Why it issues: Microsoft had been rumored to be engaged on {custom} silicon for its knowledge heart wants for years. Because it seems, the rumors have been true and this week the corporate unveiled not one however two Arm-based processors. The brand new chips will likely be built-in into Azure server farms beginning in early 2024, for use because the workhorses of AI companies like Microsoft Copilot.
This week, Microsoft introduced it has constructed two “homegrown” chips that may deal with AI and common computing workloads within the Azure cloud. The announcement was made on the Ignite 2023 convention and confirms earlier rumors concerning the existence of “Undertaking Athena” – a custom-designed Arm-based chip that would scale back Microsoft’s reliance on off-the-shelf {hardware} from distributors like Nvidia, particularly within the space of synthetic intelligence coaching and inference.
The primary chip known as the Microsoft Azure Maia 100 AI Accelerator and is the direct results of Undertaking Athena. As its prolonged title suggests, the Redmond big designed the chip particularly for operating massive language fashions resembling GPT-3.5 Turbo and GPT-4. Constructed on TSMC’s 5nm course of and that includes no fewer than 105 billion transistors, the brand new chip helps numerous MX knowledge varieties, together with sub-8-bit codecs for quicker mannequin coaching and inference instances.
For reference, Nvidia’s H100 AI Superchip has 80 billion transistors, and AMD’s Intuition MI300X has 153 billion transistors. That mentioned, we now have but to see any direct efficiency comparisons between the Maia 100 AI Accelerator and the present chips utilized by most firms constructing AI companies. What we do know is that every Maia 100 compute unit has an mixture bandwidth of 4.8 Terabits due to a {custom} Ethernet-based community protocol that permits for higher scaling and end-to-end efficiency.
Additionally learn: Goodbye to Graphics: How GPUs Got here to Dominate AI and Compute
It is also price noting that Microsoft developed the Maia 100 chip utilizing intensive suggestions from OpenAI. The 2 firms labored collectively to refine the structure and check GPT fashions. For Microsoft, it will assist optimize the effectivity of Azure’s end-to-end AI structure, whereas OpenAI will have the ability to practice new AI fashions which can be higher and cheaper than what is offered in the present day.

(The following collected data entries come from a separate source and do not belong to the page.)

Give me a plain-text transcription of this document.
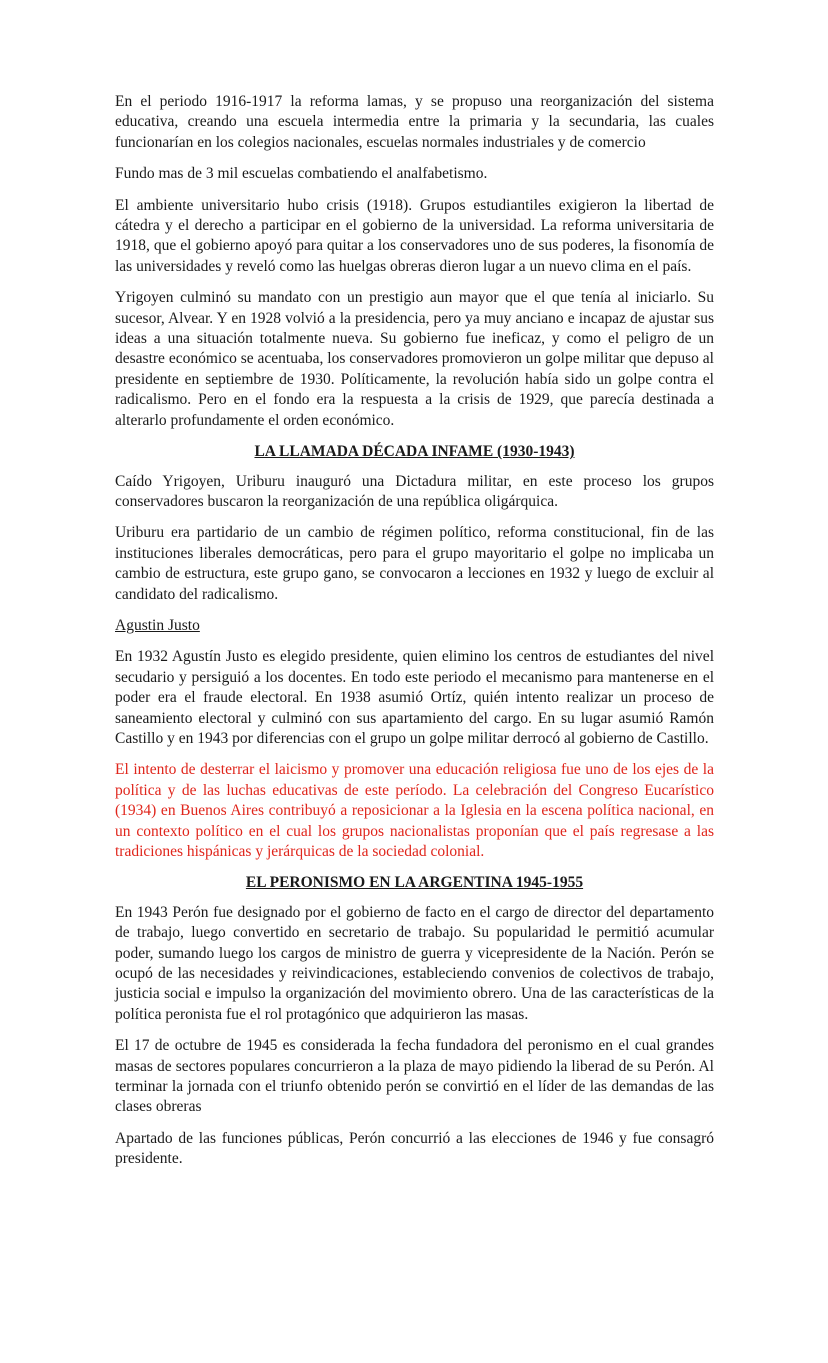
En el periodo 1916-1917 la reforma lamas, y se propuso una reorganización del sistema educativa, creando una escuela intermedia entre la primaria y la secundaria, las cuales funcionarían en los colegios nacionales, escuelas normales industriales y de comercio

Fundo mas de 3 mil escuelas combatiendo el analfabetismo.

El ambiente universitario hubo crisis (1918). Grupos estudiantiles exigieron la libertad de cátedra y el derecho a participar en el gobierno de la universidad. La reforma universitaria de 1918, que el gobierno apoyó para quitar a los conservadores uno de sus poderes, la fisonomía de las universidades y reveló como las huelgas obreras dieron lugar a un nuevo clima en el país.

Yrigoyen culminó su mandato con un prestigio aun mayor que el que tenía al iniciarlo. Su sucesor, Alvear. Y en 1928 volvió a la presidencia, pero ya muy anciano e incapaz de ajustar sus ideas a una situación totalmente nueva. Su gobierno fue ineficaz, y como el peligro de un desastre económico se acentuaba, los conservadores promovieron un golpe militar que depuso al presidente en septiembre de 1930. Políticamente, la revolución había sido un golpe contra el radicalismo. Pero en el fondo era la respuesta a la crisis de 1929, que parecía destinada a alterarlo profundamente el orden económico.

LA LLAMADA DÉCADA INFAME (1930-1943)

Caído Yrigoyen, Uriburu inauguró una Dictadura militar, en este proceso los grupos conservadores buscaron la reorganización de una república oligárquica.

Uriburu era partidario de un cambio de régimen político, reforma constitucional, fin de las instituciones liberales democráticas, pero para el grupo mayoritario el golpe no implicaba un cambio de estructura, este grupo gano, se convocaron a lecciones en 1932 y luego de excluir al candidato del radicalismo.

Agustin Justo

En 1932 Agustín Justo es elegido presidente, quien elimino los centros de estudiantes del nivel secudario y persiguió a los docentes. En todo este periodo el mecanismo para mantenerse en el poder era el fraude electoral. En 1938 asumió Ortíz, quién intento realizar un proceso de saneamiento electoral y culminó con sus apartamiento del cargo. En su lugar asumió Ramón Castillo y en 1943 por diferencias con el grupo un golpe militar derrocó al gobierno de Castillo.

El intento de desterrar el laicismo y promover una educación religiosa fue uno de los ejes de la política y de las luchas educativas de este período. La celebración del Congreso Eucarístico (1934) en Buenos Aires contribuyó a reposicionar a la Iglesia en la escena política nacional, en un contexto político en el cual los grupos nacionalistas proponían que el país regresase a las tradiciones hispánicas y jerárquicas de la sociedad colonial.

EL PERONISMO EN LA ARGENTINA 1945-1955

En 1943 Perón fue designado por el gobierno de facto en el cargo de director del departamento de trabajo, luego convertido en secretario de trabajo. Su popularidad le permitió acumular poder, sumando luego los cargos de ministro de guerra y vicepresidente de la Nación. Perón se ocupó de las necesidades y reivindicaciones, estableciendo convenios de colectivos de trabajo, justicia social e impulso la organización del movimiento obrero. Una de las características de la política peronista fue el rol protagónico que adquirieron las masas.

El 17 de octubre de 1945 es considerada la fecha fundadora del peronismo en el cual grandes masas de sectores populares concurrieron a la plaza de mayo pidiendo la liberad de su Perón. Al terminar la jornada con el triunfo obtenido perón se convirtió en el líder de las demandas de las clases obreras

Apartado de las funciones públicas, Perón concurrió a las elecciones de 1946 y fue consagró presidente.
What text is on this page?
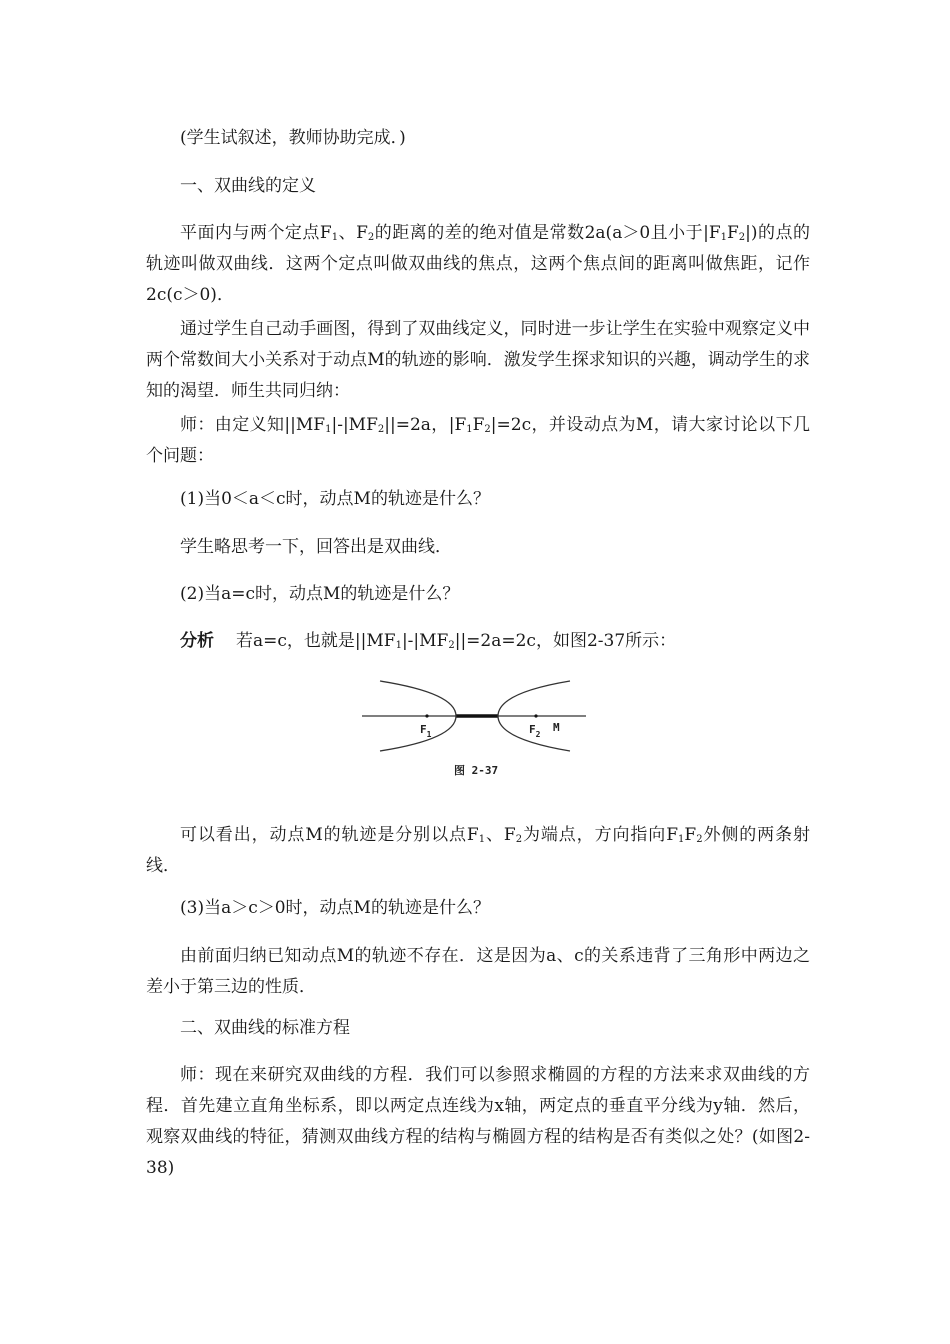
(学生试叙述，教师协助完成．)

一、双曲线的定义

平面内与两个定点$F_1$、$F_2$的距离的差的绝对值是常数2a(a＞0且小于$|F_1F_2|$)的点的轨迹叫做双曲线．这两个定点叫做双曲线的焦点，这两个焦点间的距离叫做焦距，记作2c(c＞0)．

通过学生自己动手画图，得到了双曲线定义，同时进一步让学生在实验中观察定义中两个常数间大小关系对于动点M的轨迹的影响．激发学生探求知识的兴趣，调动学生的求知的渴望．师生共同归纳：

师：由定义知$||MF_1|-|MF_2||=2a$，$|F_1F_2|=2c$，并设动点为M，请大家讨论以下几个问题：

(1)当0＜a＜c时，动点M的轨迹是什么？

学生略思考一下，回答出是双曲线．

(2)当a=c时，动点M的轨迹是什么？

分析 若a=c，也就是$||MF_1|-|MF_2||=2a=2c$，如图2-37所示：

$F_1$	$F_2$
M
图 2-37

可以看出，动点M的轨迹是分别以点$F_1$、$F_2$为端点，方向指向$F_1F_2$外侧的两条射线．

(3)当a＞c＞0时，动点M的轨迹是什么？

由前面归纳已知动点M的轨迹不存在．这是因为a、c的关系违背了三角形中两边之差小于第三边的性质．

二、双曲线的标准方程

师：现在来研究双曲线的方程．我们可以参照求椭圆的方程的方法来求双曲线的方程．首先建立直角坐标系，即以两定点连线为x轴，两定点的垂直平分线为y轴．然后，观察双曲线的特征，猜测双曲线方程的结构与椭圆方程的结构是否有类似之处？(如图2-38)
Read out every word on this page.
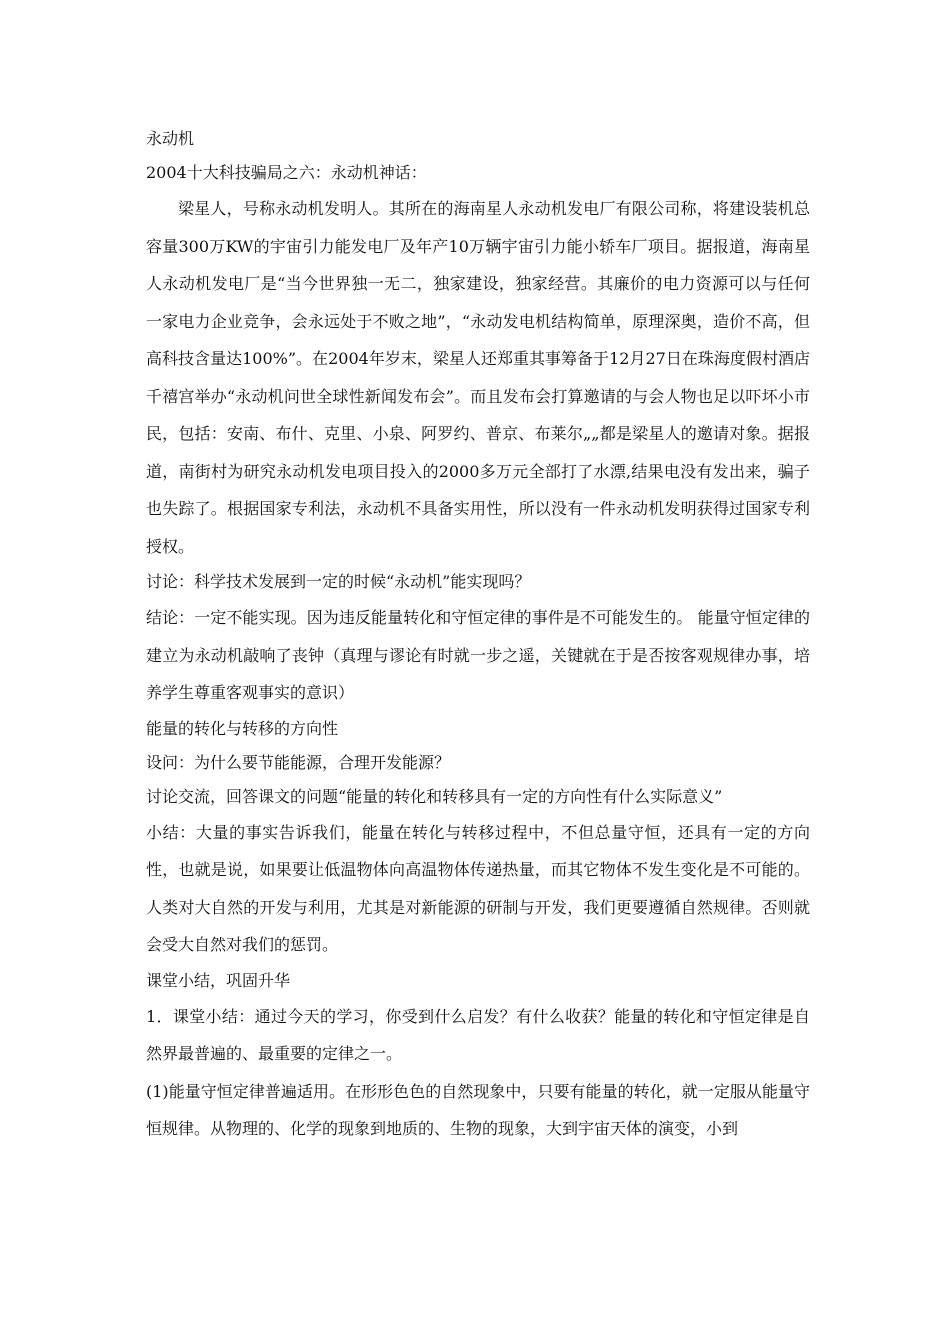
永动机

2004十大科技骗局之六：永动机神话：

梁星人，号称永动机发明人。其所在的海南星人永动机发电厂有限公司称，将建设装机总容量300万KW的宇宙引力能发电厂及年产10万辆宇宙引力能小轿车厂项目。据报道，海南星人永动机发电厂是“当今世界独一无二，独家建设，独家经营。其廉价的电力资源可以与任何一家电力企业竞争，会永远处于不败之地”，“永动发电机结构简单，原理深奥，造价不高，但高科技含量达100%”。在2004年岁末，梁星人还郑重其事筹备于12月27日在珠海度假村酒店千禧宫举办“永动机问世全球性新闻发布会”。而且发布会打算邀请的与会人物也足以吓坏小市民，包括：安南、布什、克里、小泉、阿罗约、普京、布莱尔„„都是梁星人的邀请对象。据报道，南街村为研究永动机发电项目投入的2000多万元全部打了水漂,结果电没有发出来，骗子也失踪了。根据国家专利法，永动机不具备实用性，所以没有一件永动机发明获得过国家专利授权。

讨论：科学技术发展到一定的时候“永动机”能实现吗？

结论：一定不能实现。因为违反能量转化和守恒定律的事件是不可能发生的。 能量守恒定律的建立为永动机敲响了丧钟（真理与谬论有时就一步之遥，关键就在于是否按客观规律办事，培养学生尊重客观事实的意识）

能量的转化与转移的方向性

设问：为什么要节能能源，合理开发能源？

讨论交流，回答课文的问题“能量的转化和转移具有一定的方向性有什么实际意义”

小结：大量的事实告诉我们，能量在转化与转移过程中，不但总量守恒，还具有一定的方向性，也就是说，如果要让低温物体向高温物体传递热量，而其它物体不发生变化是不可能的。人类对大自然的开发与利用，尤其是对新能源的研制与开发，我们更要遵循自然规律。否则就会受大自然对我们的惩罚。

课堂小结，巩固升华

1．课堂小结：通过今天的学习，你受到什么启发？有什么收获？能量的转化和守恒定律是自然界最普遍的、最重要的定律之一。

(1)能量守恒定律普遍适用。在形形色色的自然现象中，只要有能量的转化，就一定服从能量守恒规律。从物理的、化学的现象到地质的、生物的现象，大到宇宙天体的演变，小到
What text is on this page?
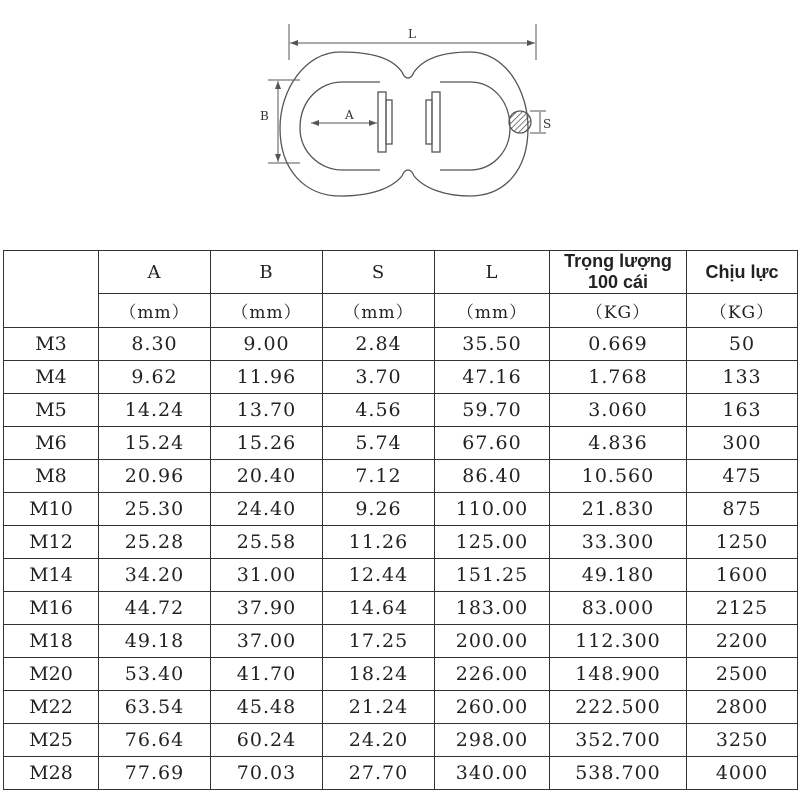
L
B	A
S
	A	B	S	L	Trọng lượng 100 cái	Chịu lực
	（mm）	（mm）	（mm）	（mm）	（KG）	（KG）
M3	8.30	9.00	2.84	35.50	0.669	50
M4	9.62	11.96	3.70	47.16	1.768	133
M5	14.24	13.70	4.56	59.70	3.060	163
M6	15.24	15.26	5.74	67.60	4.836	300
M8	20.96	20.40	7.12	86.40	10.560	475
M10	25.30	24.40	9.26	110.00	21.830	875
M12	25.28	25.58	11.26	125.00	33.300	1250
M14	34.20	31.00	12.44	151.25	49.180	1600
M16	44.72	37.90	14.64	183.00	83.000	2125
M18	49.18	37.00	17.25	200.00	112.300	2200
M20	53.40	41.70	18.24	226.00	148.900	2500
M22	63.54	45.48	21.24	260.00	222.500	2800
M25	76.64	60.24	24.20	298.00	352.700	3250
M28	77.69	70.03	27.70	340.00	538.700	4000
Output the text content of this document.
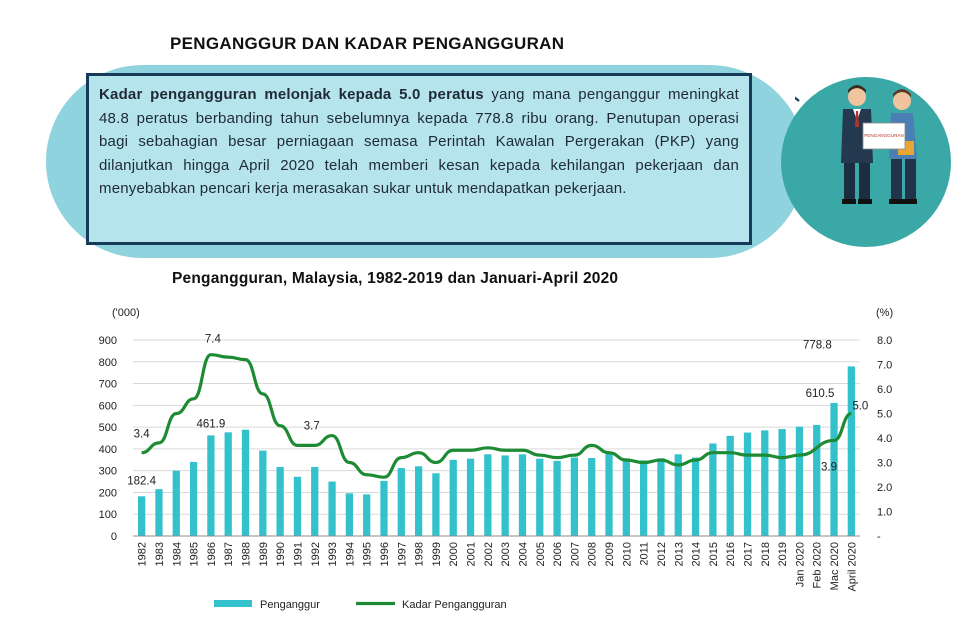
PENGANGGUR DAN KADAR PENGANGGURAN

Kadar pengangguran melonjak kepada 5.0 peratus yang mana penganggur meningkat 48.8 peratus berbanding tahun sebelumnya kepada 778.8 ribu orang. Penutupan operasi bagi sebahagian besar perniagaan semasa Perintah Kawalan Pergerakan (PKP) yang dilanjutkan hingga April 2020 telah memberi kesan kepada kehilangan pekerjaan dan menyebabkan pencari kerja merasakan sukar untuk mendapatkan pekerjaan.

PENGANGGURAN
Pengangguran, Malaysia, 1982-2019 dan Januari-April 2020
0
100
200
300
400
500
600
700
800
900
-
1.0
2.0
3.0
4.0
5.0
6.0
7.0
8.0
1982 1983 1984 1985 1986 1987 1988 1989 1990 1991 1992 1993 1994 1995 1996 1997 1998 1999 2000 2001 2002 2003 2004 2005 2006 2007 2008 2009 2010 2011 2012 2013 2014 2015 2016 2017 2018 2019 Jan 2020 Feb 2020 Mac 2020 April 2020
182.4
461.9
610.5
778.8
3.4
7.4
3.7
3.9
5.0
('000)	(%)
Penganggur	Kadar Pengangguran
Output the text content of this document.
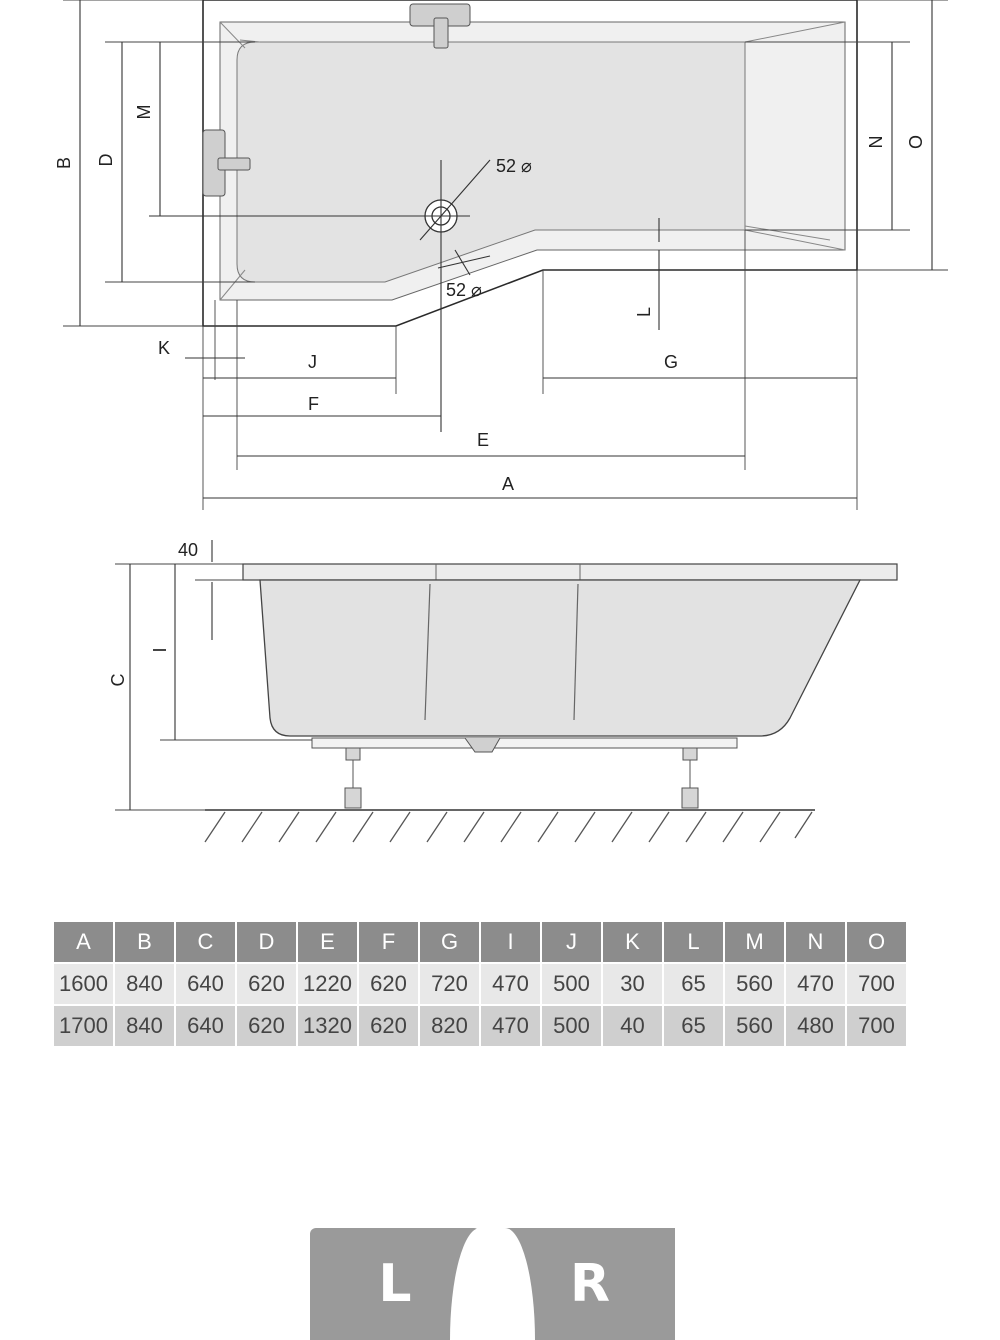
52 ⌀
52 ⌀
B D
M
N O
L
K
J	G
F
E
A
C
I
40
A	B	C	D	E	F	G	I	J	K	L	M	N	O
1600	840	640	620	1220	620	720	470	500	30	65	560	470	700
1700	840	640	620	1320	620	820	470	500	40	65	560	480	700
L	R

The second chip launched by Microsoft at Ignite known as the Cobalt 100 CPU. This one is a 64-bit, 128-core Arm-based processor based mostly on the Arm Neoverse Compute Subsystems and brings efficiency enhancements of as much as 40 p.c for extra common Azure computing workloads when in comparison with present era {hardware} present in business Arm-based servers. Cobalt 100-based servers will likely be used to energy companies like Microsoft Groups and Home windows 365, amongst different issues.
Rani Borkar, who’s the top of Azure infrastructure methods at Microsoft, says the corporate’s homegrown chip efforts construct on prime of 20 years of expertise in co-engineering silicon for Xbox and Floor. The brand new Cobalt 100 CPU permits the corporate to regulate efficiency and energy consumption on a per-core foundation and makes it attainable to construct a less expensive cloud {hardware} stack.
The fee a part of the equation is especially vital. Within the case of the Maia 100 AI Accelerator, Microsoft needed to provide you with a brand new liquid cooling answer and a brand new rack design that gives more room for energy and networking cables. That mentioned, the price of utilizing the brand new chip continues to be considerably decrease than utilizing specialised {hardware} from Nvidia or AMD.
Microsoft appears decided to make a Copilot “for everybody and all the pieces you do,” and that’s mirrored within the launch of Copilot for Home windows, GitHub, Dynamics 365, Microsoft Safety, and Microsoft 365. The corporate simply rebranded Bing Chat to “Microsoft Copilot,” so it is clear it desires to bolt ever extra superior AI fashions into each service it provides shifting ahead.
AI coaching and inference get costly quick, and operating an AI service is estimated to be as much as ten instances costlier than one thing like a search engine. Making {custom} silicon may additionally alleviate provide points and assist Microsoft get a aggressive benefit in a crowded panorama of AI cloud suppliers. Some like Amazon, Meta, and Google even have their very own homegrown silicon efforts for a similar causes, and firms like Ampere that when dreamed of turning into the go-to suppliers of Arm-based knowledge heart chips will little question be pressured to adapt to those developments in the event that they need to survive.
That mentioned, the Redmond firm says it should preserve utilizing off-the-shelf {hardware} within the close to future, together with the lately introduced H200 Tensor Core GPU from Nvidia. Scott Guthrie, who’s government vice chairman of the Microsoft Cloud + AI Group, says it will assist diversify the corporate’s provide chain and provides prospects extra infrastructure selections.